The encounter with Catholic Maronite Father Fadi Daou did not only produce this book but a whole organization named “Adyan,” meaning “Religions,” which they co-founded in 2006 to address in a concrete way issues of religious diversity and difference in a place like Lebanon. Theirs was not merely a discourse of tolerance and co-existence, but one of “spiritual solidarity,” in which the other’s faith and religious practice were seen as a support and nourishment for one’s own faith and religious practice, not a source of threat and fear. Against all odds, Adyan developed hands-on programs in inclusive citizenship and pluralist teachers’ manuals on religious diversity education in agreement with established religious institutions and government ministries. Despite all the recent turmoil of the Arab World, Adyan stretched out its activities across many a country, including Iraq, and established cooperation ties with organizations like Dr Saad Salloum’s Massarat, whom we celebrate today as well.
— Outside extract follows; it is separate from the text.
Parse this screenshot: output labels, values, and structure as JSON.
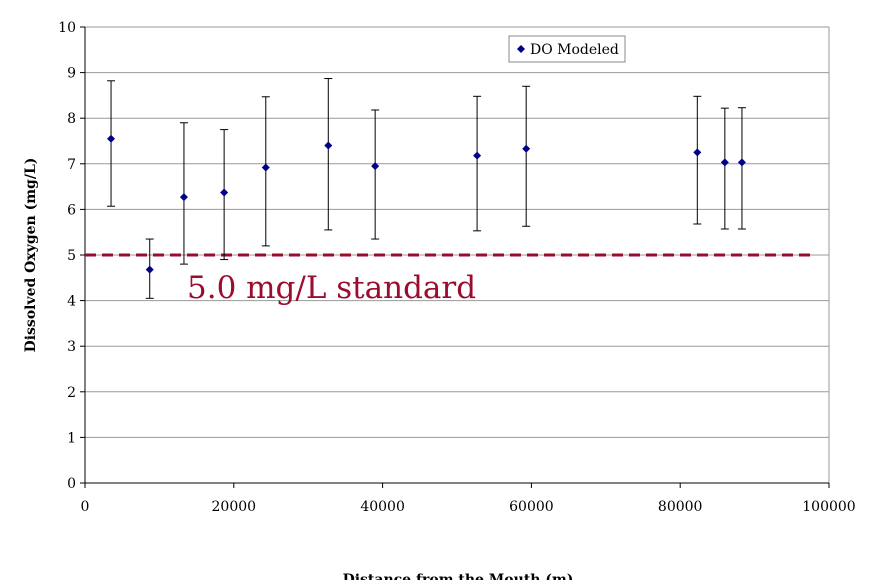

Offering the Ibn Rushd Prize jointly to the two journeys or the two “massarat,” in Arabic “pathways,” and honoring their champions, Professor Tabbara and Professor Salloum, was our way here of celebrating these salutary networks of “spiritual solidarity” in the midst of unspeakable brutality.  

Conflictual regions like ours have posed daunting challenges to faith from all religions. Keeping sight of the face of God when humans are trampled over, at times without even a second glance or thought, is difficult. From these challenges have emerged beautiful theologies of liberation and conviviality. I think of Kairos Palestine of 2009, which articulated the meaning of upholding faith under occupation and the more recent document “We choose abundant life” released in 2021 in Beirut and which called for a life-affirming prophetic stand in the face of abysmal despair and suffering. Religious voices of conviviality have also come from Baghdad, even in its darkest hours, in the works of Abdel Jabbar al Rifai, whose achievements we in the jury recognized as well. Women have made their own contributions to these calls. We acknowledged Professor Omezine Ben Cheikha’s work in this regard. It is on their voices and those of many others that we bet today to engage the atrocities of our world with prophetic voices anchored in multiple traditions.

It is a privilege let alone a pleasure to invite Dr Nayla Tabbara, as well as Dr Saad Salloum, into our orbit of recognition at Ibn Rushd. Thank You.